Chicken chili sounds good but...for some reason, I'm not sure about cooking other items with raw chicken. Something's nagging at the back of my mind about that. If it were me, I'd put the chicken and seasonings in one jar and do the beans separately. You could combine the two later on and just simmer it for a while.
 
I canned dry beans a few weeks ago and I learned something about that which is important: DO presoak. You can presoak by pressure cooking them (ironic, huh?) but do presoak because you won't really know how much room they'll take in the can unless you do. I did some "pork and beans" and some chick peas for hummus. The chick peas came out fine with around 1/3 chick peas and fill with water but the "pork and beans" were too dry. So I hadn't estimated how much they'd swell very well, not enough liquid. At least I didn't put too many beans in there LOL but I can imagine doing that would make for a very packed jar.

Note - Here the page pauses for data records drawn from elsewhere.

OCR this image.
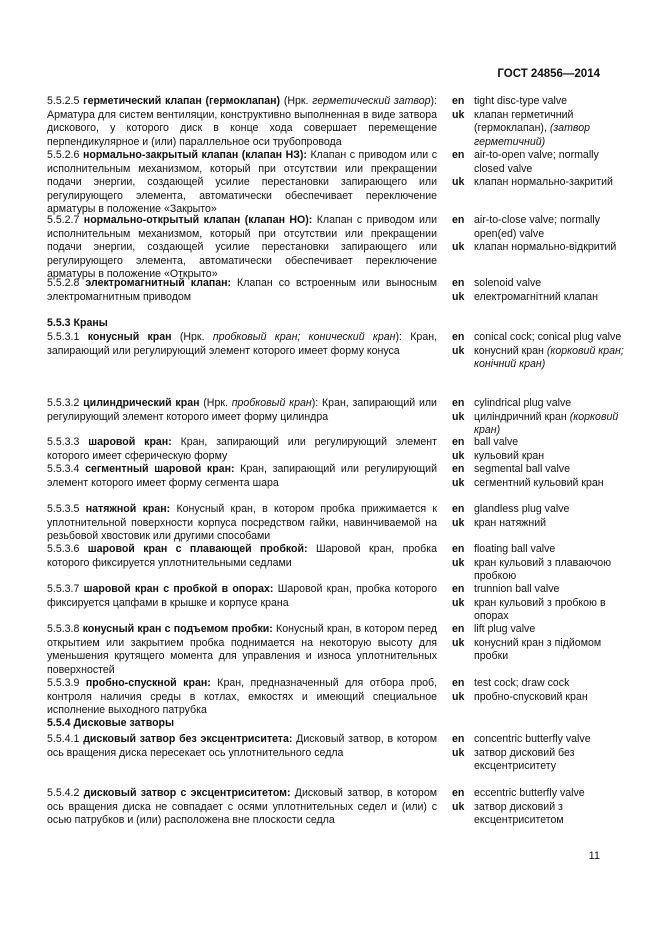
ГОСТ 24856—2014
5.5.2.5 герметический клапан (гермоклапан) (Нрк. герметический затвор): Арматура для систем вентиляции, конструктивно выполненная в виде затвора дискового, у которого диск в конце хода совершает перемещение перпендикулярное и (или) параллельное оси трубопровода
en tight disc-type valve
uk клапан герметичний (гермоклапан), (затвор герметичний)
5.5.2.6 нормально-закрытый клапан (клапан НЗ): Клапан с приводом или с исполнительным механизмом, который при отсутствии или прекращении подачи энергии, создающей усилие перестановки запирающего или регулирующего элемента, автоматически обеспечивает переключение арматуры в положение «Закрыто»
en air-to-open valve; normally closed valve
uk клапан нормально-закритий
5.5.2.7 нормально-открытый клапан (клапан НО): Клапан с приводом или исполнительным механизмом, который при отсутствии или прекращении подачи энергии, создающей усилие перестановки запирающего или регулирующего элемента, автоматически обеспечивает переключение арматуры в положение «Открыто»
en air-to-close valve; normally open(ed) valve
uk клапан нормально-відкритий
5.5.2.8 электромагнитный клапан: Клапан со встроенным или выносным электромагнитным приводом
en solenoid valve
uk електромагнітний клапан
5.5.3 Краны
5.5.3.1 конусный кран (Нрк. пробковый кран; конический кран): Кран, запирающий или регулирующий элемент которого имеет форму конуса
en conical cock; conical plug valve
uk конусний кран (корковий кран; конічний кран)
5.5.3.2 цилиндрический кран (Нрк. пробковый кран): Кран, запирающий или регулирующий элемент которого имеет форму цилиндра
en cylindrical plug valve
uk циліндричний кран (корковий кран)
5.5.3.3 шаровой кран: Кран, запирающий или регулирующий элемент которого имеет сферическую форму
en ball valve
uk кульовий кран
5.5.3.4 сегментный шаровой кран: Кран, запирающий или регулирующий элемент которого имеет форму сегмента шара
en segmental ball valve
uk сегментний кульовий кран
5.5.3.5 натяжной кран: Конусный кран, в котором пробка прижимается к уплотнительной поверхности корпуса посредством гайки, навинчиваемой на резьбовой хвостовик или другими способами
en glandless plug valve
uk кран натяжний
5.5.3.6 шаровой кран с плавающей пробкой: Шаровой кран, пробка которого фиксируется уплотнительными седлами
en floating ball valve
uk кран кульовий з плаваючою пробкою
5.5.3.7 шаровой кран с пробкой в опорах: Шаровой кран, пробка которого фиксируется цапфами в крышке и корпусе крана
en trunnion ball valve
uk кран кульовий з пробкою в опорах
5.5.3.8 конусный кран с подъемом пробки: Конусный кран, в котором перед открытием или закрытием пробка поднимается на некоторую высоту для уменьшения крутящего момента для управления и износа уплотнительных поверхностей
en lift plug valve
uk конусний кран з підйомом пробки
5.5.3.9 пробно-спускной кран: Кран, предназначенный для отбора проб, контроля наличия среды в котлах, емкостях и имеющий специальное исполнение выходного патрубка
en test cock; draw cock
uk пробно-спусковий кран
5.5.4 Дисковые затворы
5.5.4.1 дисковый затвор без эксцентриситета: Дисковый затвор, в котором ось вращения диска пересекает ось уплотнительного седла
en concentric butterfly valve
uk затвор дисковий без ексцентриситету
5.5.4.2 дисковый затвор с эксцентриситетом: Дисковый затвор, в котором ось вращения диска не совпадает с осями уплотнительных седел и (или) с осью патрубков и (или) расположена вне плоскости седла
en eccentric butterfly valve
uk затвор дисковий з ексцентриситетом
11
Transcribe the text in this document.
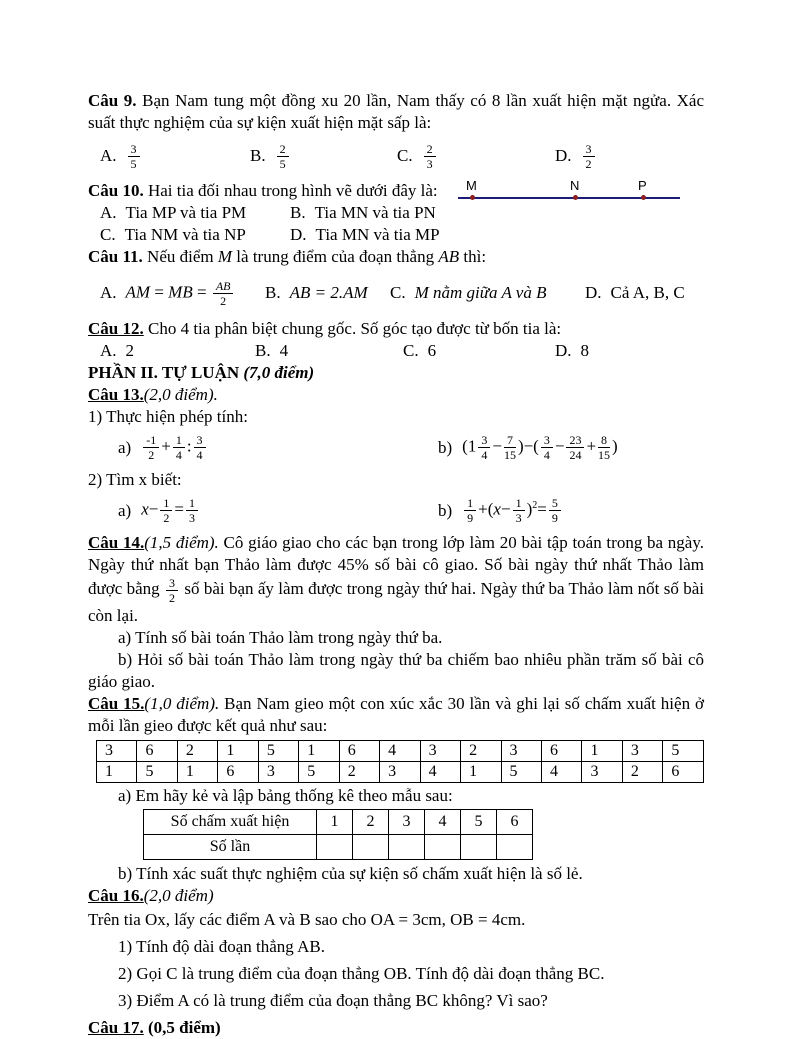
Câu 9. Bạn Nam tung một đồng xu 20 lần, Nam thấy có 8 lần xuất hiện mặt ngửa. Xác suất thực nghiệm của sự kiện xuất hiện mặt sấp là:

A. $\frac{3}{5}$	B. $\frac{2}{5}$	C. $\frac{2}{3}$	D. $\frac{3}{2}$

Câu 10. Hai tia đối nhau trong hình vẽ dưới đây là:	M	N	P
A. Tia MP và tia PM	B. Tia MN và tia PN
C. Tia NM và tia NP	D. Tia MN và tia MP

Câu 11. Nếu điểm M là trung điểm của đoạn thẳng AB thì:

A. AM = MB = $\frac{AB}{2} B$. AB = 2.AM C. M nằm giữa A và B D. Cả A, B, C

Câu 12. Cho 4 tia phân biệt chung gốc. Số góc tạo được từ bốn tia là:

A. 2	B. 4	C. 6	D. 8

PHẦN II. TỰ LUẬN (7,0 điểm)

Câu 13.(2,0 điểm).

1) Thực hiện phép tính:

$a) \frac{-1}{2} + \frac{1}{4}$ : $\frac{3}{4}$	b) ($1 \frac{3}{4} - \frac{7}{15}$ )−( $\frac{3}{4} - \frac{23}{24} + \frac{8}{15}$ )

2) Tìm x biết:

a) $x- \frac{1}{2} = \frac{1}{3}$	$b) \frac{1}{9} +(x- \frac{1}{3} )^2= \frac{5}{9}$

Câu 14.(1,5 điểm). Cô giáo giao cho các bạn trong lớp làm 20 bài tập toán trong ba ngày. Ngày thứ nhất bạn Thảo làm được 45% số bài cô giao. Số bài ngày thứ nhất Thảo làm được bằng $\frac{3}{2}$ số bài bạn ấy làm được trong ngày thứ hai. Ngày thứ ba Thảo làm nốt số bài còn lại.

a) Tính số bài toán Thảo làm trong ngày thứ ba.

b) Hỏi số bài toán Thảo làm trong ngày thứ ba chiếm bao nhiêu phần trăm số bài cô giáo giao.

Câu 15.(1,0 điểm). Bạn Nam gieo một con xúc xắc 30 lần và ghi lại số chấm xuất hiện ở mỗi lần gieo được kết quả như sau:

3	6	2	1	5	1	6	4	3	2	3	6	1	3	5
1	5	1	6	3	5	2	3	4	1	5	4	3	2	6

a) Em hãy kẻ và lập bảng thống kê theo mẫu sau:

Số chấm xuất hiện	1	2	3	4	5	6
Số lần						

b) Tính xác suất thực nghiệm của sự kiện số chấm xuất hiện là số lẻ.

Câu 16.(2,0 điểm)

Trên tia Ox, lấy các điểm A và B sao cho OA = 3cm, OB = 4cm.

1) Tính độ dài đoạn thẳng AB.

2) Gọi C là trung điểm của đoạn thẳng OB. Tính độ dài đoạn thẳng BC.

3) Điểm A có là trung điểm của đoạn thẳng BC không? Vì sao?

Câu 17. (0,5 điểm)
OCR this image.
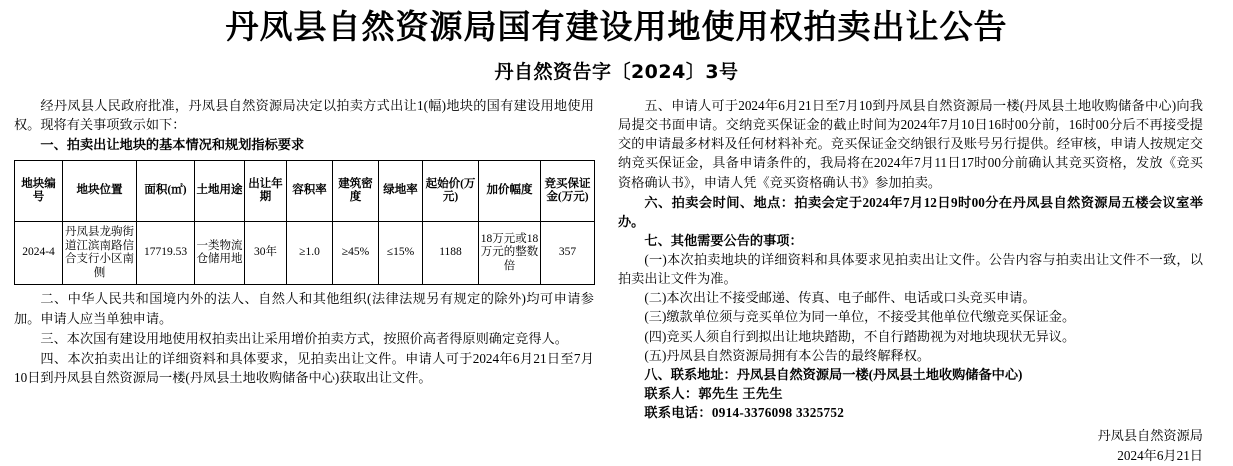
丹凤县自然资源局国有建设用地使用权拍卖出让公告
丹自然资告字〔2024〕3号

经丹凤县人民政府批准，丹凤县自然资源局决定以拍卖方式出让1(幅)地块的国有建设用地使用权。现将有关事项致示如下：

一、拍卖出让地块的基本情况和规划指标要求

地块编号	地块位置	面积(㎡)	土地用途	出让年期	容积率	建筑密度	绿地率	起始价(万元)	加价幅度	竞买保证金(万元)
2024-4	丹凤县龙驹街道江滨南路信合支行小区南侧	17719.53	一类物流仓储用地	30年	≥1.0	≥45%	≤15%	1188	18万元或18万元的整数倍	357

二、中华人民共和国境内外的法人、自然人和其他组织(法律法规另有规定的除外)均可申请参加。申请人应当单独申请。

三、本次国有建设用地使用权拍卖出让采用增价拍卖方式，按照价高者得原则确定竞得人。

四、本次拍卖出让的详细资料和具体要求，见拍卖出让文件。申请人可于2024年6月21日至7月10日到丹凤县自然资源局一楼(丹凤县土地收购储备中心)获取出让文件。

五、申请人可于2024年6月21日至7月10到丹凤县自然资源局一楼(丹凤县土地收购储备中心)向我局提交书面申请。交纳竞买保证金的截止时间为2024年7月10日16时00分前，16时00分后不再接受提交的申请最多材料及任何材料补充。竞买保证金交纳银行及账号另行提供。经审核，申请人按规定交纳竞买保证金，具备申请条件的，我局将在2024年7月11日17时00分前确认其竞买资格，发放《竞买资格确认书》，申请人凭《竞买资格确认书》参加拍卖。

六、拍卖会时间、地点：拍卖会定于2024年7月12日9时00分在丹凤县自然资源局五楼会议室举办。

七、其他需要公告的事项：

(一)本次拍卖地块的详细资料和具体要求见拍卖出让文件。公告内容与拍卖出让文件不一致，以拍卖出让文件为准。

(二)本次出让不接受邮递、传真、电子邮件、电话或口头竞买申请。

(三)缴款单位须与竞买单位为同一单位，不接受其他单位代缴竞买保证金。

(四)竞买人须自行到拟出让地块踏勘，不自行踏勘视为对地块现状无异议。

(五)丹凤县自然资源局拥有本公告的最终解释权。

八、联系地址：丹凤县自然资源局一楼(丹凤县土地收购储备中心)

联系人：郭先生 王先生

联系电话：0914-3376098 3325752

丹凤县自然资源局
2024年6月21日
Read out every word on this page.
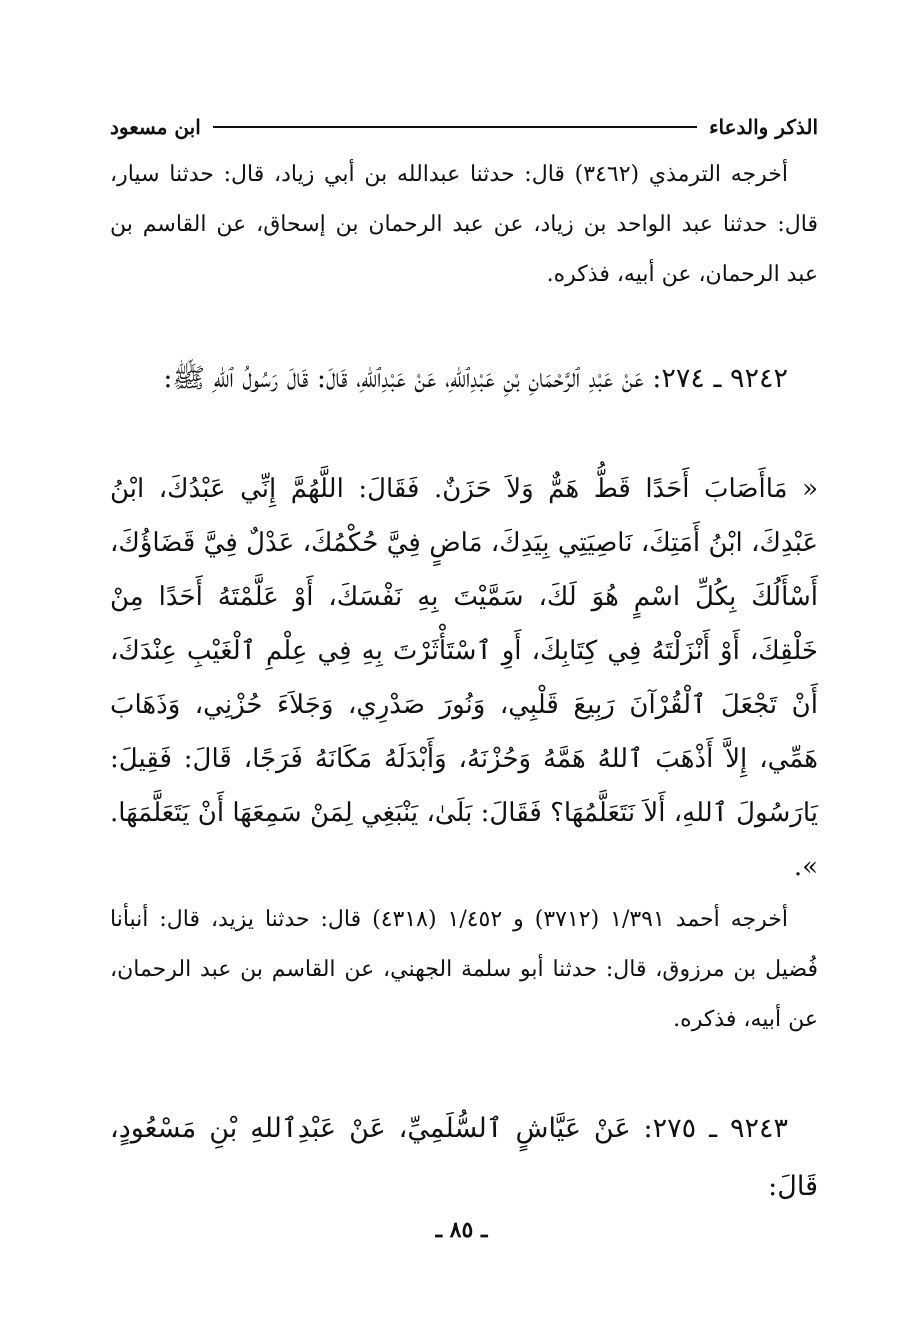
الذكر والدعاء
ابن مسعود

أخرجه الترمذي (٣٤٦٢) قال: حدثنا عبدالله بن أبي زياد، قال: حدثنا سيار، قال: حدثنا عبد الواحد بن زياد، عن عبد الرحمان بن إسحاق، عن القاسم بن عبد الرحمان، عن أبيه، فذكره.

٩٢٤٢ ـ ٢٧٤: عَنْ عَبْدِ ٱلرَّحْمَانِ بْنِ عَبْدِٱللهِ، عَنْ عَبْدِٱللهِ، قَالَ: قَالَ رَسُولُ ٱللهِ ﷺ:

« مَاأَصَابَ أَحَدًا قَطُّ هَمٌّ وَلاَ حَزَنٌ. فَقَالَ: اللَّهُمَّ إِنِّي عَبْدُكَ، ابْنُ عَبْدِكَ، ابْنُ أَمَتِكَ، نَاصِيَتِي بِيَدِكَ، مَاضٍ فِيَّ حُكْمُكَ، عَدْلٌ فِيَّ قَضَاؤُكَ، أَسْأَلُكَ بِكُلِّ اسْمٍ هُوَ لَكَ، سَمَّيْتَ بِهِ نَفْسَكَ، أَوْ عَلَّمْتَهُ أَحَدًا مِنْ خَلْقِكَ، أَوْ أَنْزَلْتَهُ فِي كِتَابِكَ، أَوِ ٱسْتَأْثَرْتَ بِهِ فِي عِلْمِ ٱلْغَيْبِ عِنْدَكَ، أَنْ تَجْعَلَ ٱلْقُرْآنَ رَبِيعَ قَلْبِي، وَنُورَ صَدْرِي، وَجَلاَءَ حُزْنِي، وَذَهَابَ هَمِّي، إِلاَّ أَذْهَبَ ٱللهُ هَمَّهُ وَحُزْنَهُ، وَأَبْدَلَهُ مَكَانَهُ فَرَجًا، قَالَ: فَقِيلَ: يَارَسُولَ ٱللهِ، أَلاَ نَتَعَلَّمُهَا؟ فَقَالَ: بَلَىٰ، يَنْبَغِي لِمَنْ سَمِعَهَا أَنْ يَتَعَلَّمَهَا. ».

أخرجه أحمد ١/٣٩١ (٣٧١٢) و ١/٤٥٢ (٤٣١٨) قال: حدثنا يزيد، قال: أنبأنا فُضيل بن مرزوق، قال: حدثنا أبو سلمة الجهني، عن القاسم بن عبد الرحمان، عن أبيه، فذكره.

٩٢٤٣ ـ ٢٧٥: عَنْ عَيَّاشٍ ٱلسُّلَمِيِّ، عَنْ عَبْدِٱللهِ بْنِ مَسْعُودٍ، قَالَ:

ـ ٨٥ ـ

Some of the dry bean canning recipes call for precooking them some. I didn't precook and as you can tell just plopped dry beans in there. The canning time and pressure alone cooked even the chickpeas that can take forever to get tender. But I will be presoaking them from now on.
 
Just a little note about getting jars.... I don't know how things work where everyone else is but my hubby got to know the guy who runs our local recycling operation. He keeps anything that looks like a "mason" jar and my hubby picks them up once a week. I've gotten a lot of jars this way. Some of them are no go's but 95% have been the real thing and in great shape. All they ever need is a good wash! Gotta love free stuff!
 
That's what happened to us. We were there doing our weekly run and saw some jars in the glass pile. DH asked if they saw any more come in to keep them aside. We take eggs up to the guy when he has jars for us. Good trade, and keeps stuff out of the landfill.
 
Finally found some Cranberries at the store and made my first batch of Spicy Cranberry Conserve, I can't stand the canned sauce that comes out on Thanksgiving.
I must say that it is pretty darn good, even my finicky hubby likes it.

1 pound fresh cranberries
1 cup fruit juice (apple, pineapple or white grape) -- i used unsweet apple juice
1 stick cinnamon
1/4 tsp Fennel Seed
2 whole cloves
1/2 tsp ground allspice
1 orange
1/2 cup raisins
3 cups sugar
1 cup Broken Walnuts (optional) - i didn't use them because my hubby can't have nuts

Rinse the berries and pick over them for bruising and stems. Heat in 1 cup fruit juice until the burst; let boil 5 min. or so. Bruise the fennel seed & tie all the spices into a muslin bag. Add to the cranberries at once.
Wash the orange, slice thinly, seed and then chop it (here I cut the rind off and chopped the meat, then zested the peel, leaving out the bitter white); add it to the cranberries with the raisins. Add the sugar slowly, stirring until completely dissolved. Boil for 10 min before adding the walnuts, if desired; then continue boiling until set, but no more than 20 min. Stir occasionally to prevent sticking. Remove from the heat and let stand 5 minutes before removing the spice bag. If you have opted for Walnuts, let cool partially so the nuts don't float to the top.
Ladle into hot sterilized jars, leaving 1/4-inch headspace. Wipe the rims clean, put the lids in place, and tighten down. Invert the jars for a few minutes to complete the seal, then return to the upright and let cool completely (Here instead of flipping over I gave them a water bath for 20 min to make sure any germs are killed). Check the seals, label and store in a cool dry place.